É verdade que na arte no jogo e no amor não tem regras, mas também é verdade que isso anda meio esquecido!
O panorama cinematográfico brasileiro andava a um bom tempo na mesmice de uma direção reles sem grandes novidades artísticas e realizações perturbadoras, sim nos já tivemos os nossos bons diretores como Glauber Rocha, Pereira dos Santos entre outros que fizeram o cinema novo ser um movimento produtivo e de uma certa forma contestadora para a época que este movimento aconteceu.
O cinema, verdade, ainda engatinha em busca de uma estética inovadora que ultrapasse apenas uma boa iluminação ou uma boa fotografia e um roteiro naturalista cheio de clichês da vida moderna, o teatro já há muitos anos faz essa quebra de estética muito bem e muito melhor do que o cinema o “problema” do teatro é que ele não atinge tantas pessoas quanto o cinema coisa valiosa em nossos dias globalizados.
O Brasil tem sim bons diretores de teatro como Antunes Filho, José Celso Martinez Correa, Gerald Thomas e agora um diretor que vem também nascendo e se tornando importante para o panorama teatral paulistano: Rodolfo Garcia Vázquez (Os Satyros). Todos estes diretores tem uma preocupação de dirigir uma obra artística com uma assinatura muito pessoal, uma impressão artística muito particular sobre a obra que esta sendo dirigida.
O teatro já consegue fazer isso um pouco melhor que o cinema, mas eis que neste panorama sem sal de nosso cinema vem surgindo um diretor que tem bastante sensibilidade e inteligência em seus roteiros e coerência absoluta em sua forma de filmar.
Belmonte comprovou para min ao ver o seu primeiro longa Subterrâneos que ainda é possível acreditar em um cinema com textura, cheiro e vertigem independente de patrocínios ou apoio de incentivos fiscais.
O meu primeiro contato com tal cineasta se deu através do filme A concepção no qual tive o prazer de ir á estréia convidado de minha amiga a atriz Rosanne Holland, a primeira impressão que tive sobre a obra de tal cineasta foi êxtase, nunca vi em cinema nenhum seja ele europeu, asiático ou oriental tal tipo de ousadia e experimentação cinematográfica. Os personagens de Belmonte padecem de uma doença destrutiva e imperdoável: ser urbano.
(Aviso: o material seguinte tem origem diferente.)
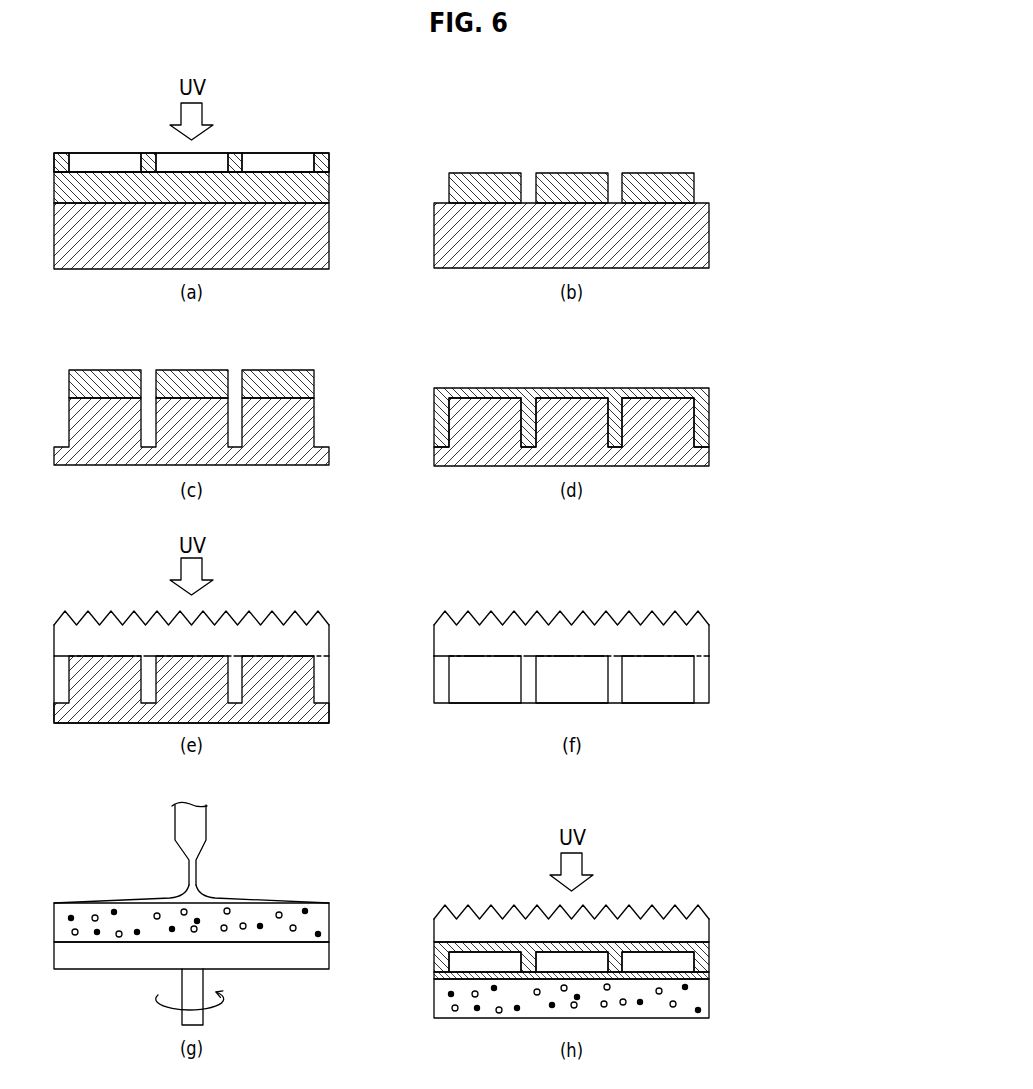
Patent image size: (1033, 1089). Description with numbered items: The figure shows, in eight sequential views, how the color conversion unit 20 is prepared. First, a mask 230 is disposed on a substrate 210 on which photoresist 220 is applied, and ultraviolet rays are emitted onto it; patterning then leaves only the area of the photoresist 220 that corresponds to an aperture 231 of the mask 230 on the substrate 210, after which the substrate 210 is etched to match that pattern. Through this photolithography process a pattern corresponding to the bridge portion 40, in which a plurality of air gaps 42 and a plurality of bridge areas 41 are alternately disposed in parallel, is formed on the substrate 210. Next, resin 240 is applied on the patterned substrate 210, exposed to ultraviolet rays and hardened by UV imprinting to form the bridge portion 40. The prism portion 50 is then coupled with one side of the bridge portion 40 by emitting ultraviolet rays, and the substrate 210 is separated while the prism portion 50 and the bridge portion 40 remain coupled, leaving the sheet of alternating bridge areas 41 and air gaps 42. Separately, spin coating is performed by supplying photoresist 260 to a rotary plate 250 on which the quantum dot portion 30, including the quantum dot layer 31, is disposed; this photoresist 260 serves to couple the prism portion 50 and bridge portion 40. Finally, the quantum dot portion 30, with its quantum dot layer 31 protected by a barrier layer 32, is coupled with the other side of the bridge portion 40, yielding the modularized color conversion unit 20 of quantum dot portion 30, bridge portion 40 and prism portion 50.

The substrate 210 is at (318, 236).
The photoresist 220 is at (318, 189).
The mask 230 is at (323, 161).
The aperture 231 is at (281, 160).
The resin 240 is at (702, 403).
The prism portion 50 is at (323, 640).
The bridge area 41 is at (703, 677).
The air gap 42 is at (660, 692).
The photoresist 260 is at (245, 894).
The quantum dot layer 31 is at (320, 921).
The rotary plate 250 is at (320, 955).
The barrier layer 32 is at (697, 979).
The bridge portion 40 is at (755, 930).
The quantum dot portion 30 is at (755, 990).
The color conversion unit 20 is at (800, 940).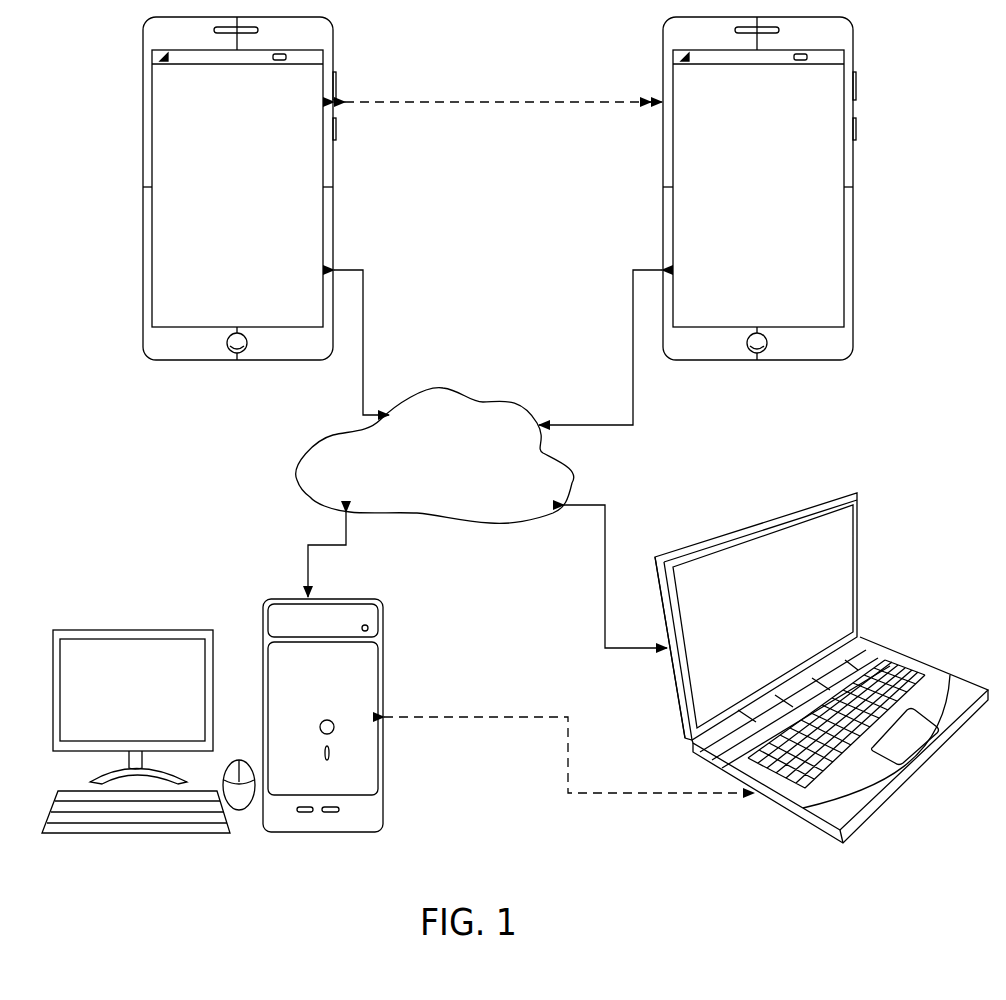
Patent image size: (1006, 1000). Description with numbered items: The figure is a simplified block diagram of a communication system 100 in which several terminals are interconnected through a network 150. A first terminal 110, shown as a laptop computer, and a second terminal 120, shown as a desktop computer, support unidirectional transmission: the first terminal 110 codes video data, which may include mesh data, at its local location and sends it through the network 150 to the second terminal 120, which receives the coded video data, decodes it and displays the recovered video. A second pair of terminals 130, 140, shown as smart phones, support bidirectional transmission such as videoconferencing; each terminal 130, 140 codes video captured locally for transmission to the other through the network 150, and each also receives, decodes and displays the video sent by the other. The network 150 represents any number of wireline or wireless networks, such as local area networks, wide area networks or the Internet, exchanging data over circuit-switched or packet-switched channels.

The communication system 100 is at (70, 82).
The first terminal 110 is at (857, 545).
The second terminal 120 is at (383, 797).
The terminal 130 is at (205, 188).
The terminal 140 is at (662, 127).
The network 150 is at (455, 451).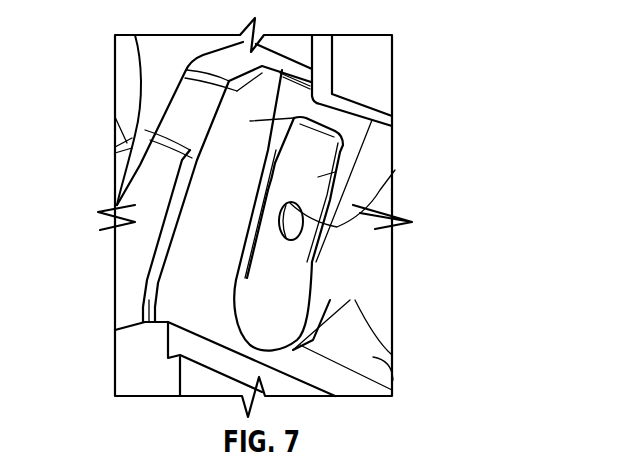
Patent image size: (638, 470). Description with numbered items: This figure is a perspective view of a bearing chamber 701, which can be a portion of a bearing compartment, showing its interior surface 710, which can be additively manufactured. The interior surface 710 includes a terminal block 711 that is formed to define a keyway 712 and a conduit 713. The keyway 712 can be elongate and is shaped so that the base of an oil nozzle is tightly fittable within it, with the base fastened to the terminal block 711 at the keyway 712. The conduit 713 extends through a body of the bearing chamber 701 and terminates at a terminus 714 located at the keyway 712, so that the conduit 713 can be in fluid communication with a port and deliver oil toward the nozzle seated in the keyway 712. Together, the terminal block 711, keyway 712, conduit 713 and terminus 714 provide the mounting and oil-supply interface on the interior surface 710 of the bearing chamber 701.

The bearing chamber 701 is at (117, 137).
The interior surface 710 is at (133, 196).
The terminal block 711 is at (197, 283).
The keyway 712 is at (350, 163).
The conduit 713 is at (318, 177).
The terminus 714 is at (292, 226).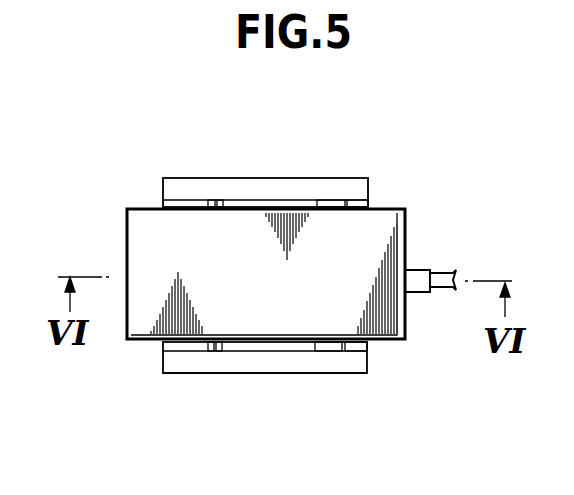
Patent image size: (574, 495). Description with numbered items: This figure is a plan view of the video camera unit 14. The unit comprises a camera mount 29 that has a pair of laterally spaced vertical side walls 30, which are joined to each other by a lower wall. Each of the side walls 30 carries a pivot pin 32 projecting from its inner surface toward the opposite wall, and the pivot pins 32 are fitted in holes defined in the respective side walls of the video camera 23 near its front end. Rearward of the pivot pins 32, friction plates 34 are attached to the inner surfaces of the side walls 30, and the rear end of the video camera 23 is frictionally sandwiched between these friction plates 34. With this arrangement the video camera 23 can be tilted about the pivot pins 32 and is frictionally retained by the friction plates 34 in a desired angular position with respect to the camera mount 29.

The video camera unit 14 is at (410, 207).
The video camera 23 is at (380, 252).
The camera mount 29 is at (307, 386).
The side walls 30 is at (263, 188).
The pivot pins 32 is at (217, 200).
The friction plates 34 is at (333, 205).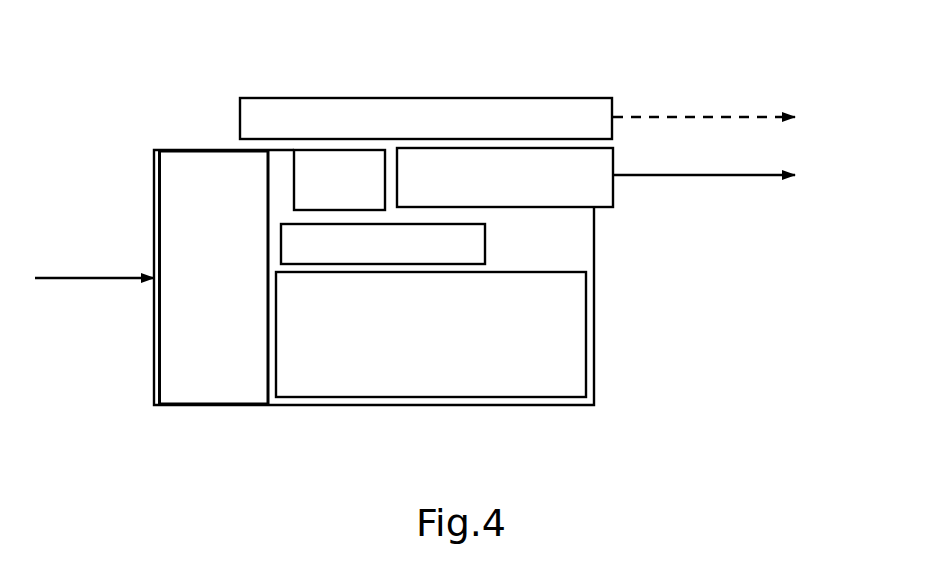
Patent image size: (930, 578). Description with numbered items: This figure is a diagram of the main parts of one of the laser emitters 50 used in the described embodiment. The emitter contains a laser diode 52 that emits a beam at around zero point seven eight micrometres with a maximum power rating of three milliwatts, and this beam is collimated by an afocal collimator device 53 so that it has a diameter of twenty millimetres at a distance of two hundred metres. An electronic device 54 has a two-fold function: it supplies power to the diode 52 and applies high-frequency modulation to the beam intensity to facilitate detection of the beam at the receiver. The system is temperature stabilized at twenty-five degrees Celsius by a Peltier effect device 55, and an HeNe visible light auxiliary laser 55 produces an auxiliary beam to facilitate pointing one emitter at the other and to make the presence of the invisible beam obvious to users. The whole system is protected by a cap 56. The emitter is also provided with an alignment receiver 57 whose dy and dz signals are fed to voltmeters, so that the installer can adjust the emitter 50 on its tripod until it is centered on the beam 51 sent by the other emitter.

The laser emitter 50 is at (435, 52).
The beam 51 is at (80, 279).
The laser diode 52 is at (312, 167).
The afocal collimator device 53 is at (597, 192).
The electronic device 54 is at (535, 378).
The Peltier effect device 55 is at (572, 105).
The cap 56 is at (595, 322).
The alignment receiver 57 is at (203, 378).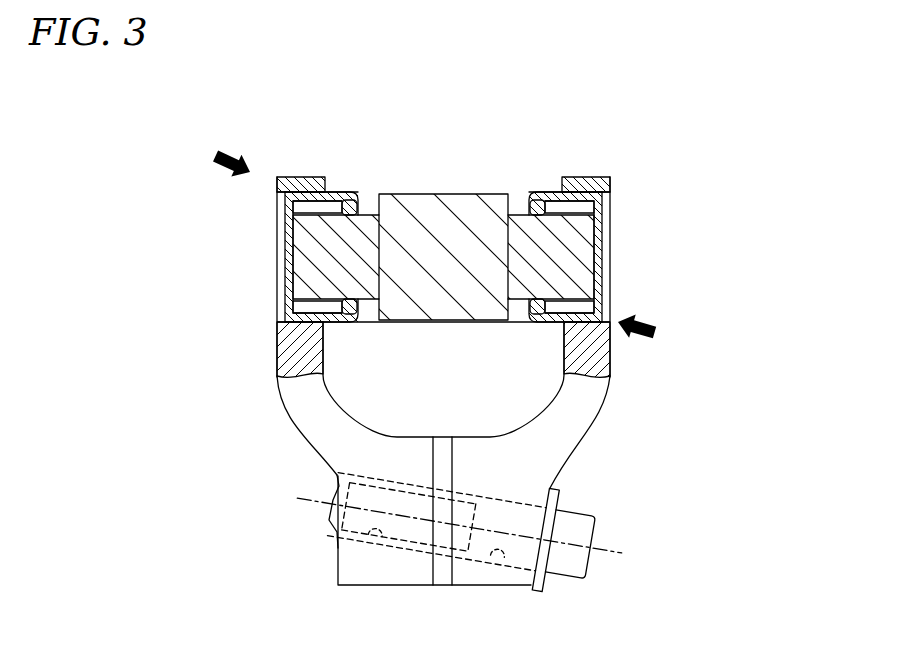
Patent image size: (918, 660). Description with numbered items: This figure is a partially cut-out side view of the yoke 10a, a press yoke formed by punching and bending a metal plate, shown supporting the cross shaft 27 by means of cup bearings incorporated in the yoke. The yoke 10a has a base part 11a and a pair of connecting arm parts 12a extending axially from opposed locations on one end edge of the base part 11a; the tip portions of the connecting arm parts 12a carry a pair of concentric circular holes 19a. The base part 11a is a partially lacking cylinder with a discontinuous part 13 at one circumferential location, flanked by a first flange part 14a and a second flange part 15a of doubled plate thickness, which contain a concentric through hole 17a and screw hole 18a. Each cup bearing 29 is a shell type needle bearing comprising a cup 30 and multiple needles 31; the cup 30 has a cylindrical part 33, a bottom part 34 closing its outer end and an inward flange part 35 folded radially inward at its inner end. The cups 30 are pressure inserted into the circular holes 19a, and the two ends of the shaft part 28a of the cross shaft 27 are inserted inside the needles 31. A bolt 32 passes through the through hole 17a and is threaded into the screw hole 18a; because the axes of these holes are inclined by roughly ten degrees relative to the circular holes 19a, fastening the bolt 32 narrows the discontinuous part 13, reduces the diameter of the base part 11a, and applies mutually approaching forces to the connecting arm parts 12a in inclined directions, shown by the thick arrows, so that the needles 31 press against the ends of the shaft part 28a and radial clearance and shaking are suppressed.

Tal qualidade para seus roteiros (ao menos para estes dois filmes) é de uma sina trágica ou se preferir dramática já que a tragédia só a sociedade clássica tinha o direito de ter (risos) ser urbano para Belmonte é padecer de solidão, tesão, angustia e rotina já que os seus personagens em A concepção vivem para se reinventar todos os dias em busca de uma vida nova longe de tantas tragédias ou dramas da realidade contemporânea urbana. Seu cinema tem cor, textura, cheiro, e vertigem qualidades necessária para um diretor fazer a sua assinatura presente como David Lynch e Almodóvar para min os grandes diretores das ultimas décadas.
Tenho esperança que com o nascimento de Belmonte o cinema nacional tenha outros diretores que tragam mais deste universo instigante e perturbador que é ser Cineasta nestes pais.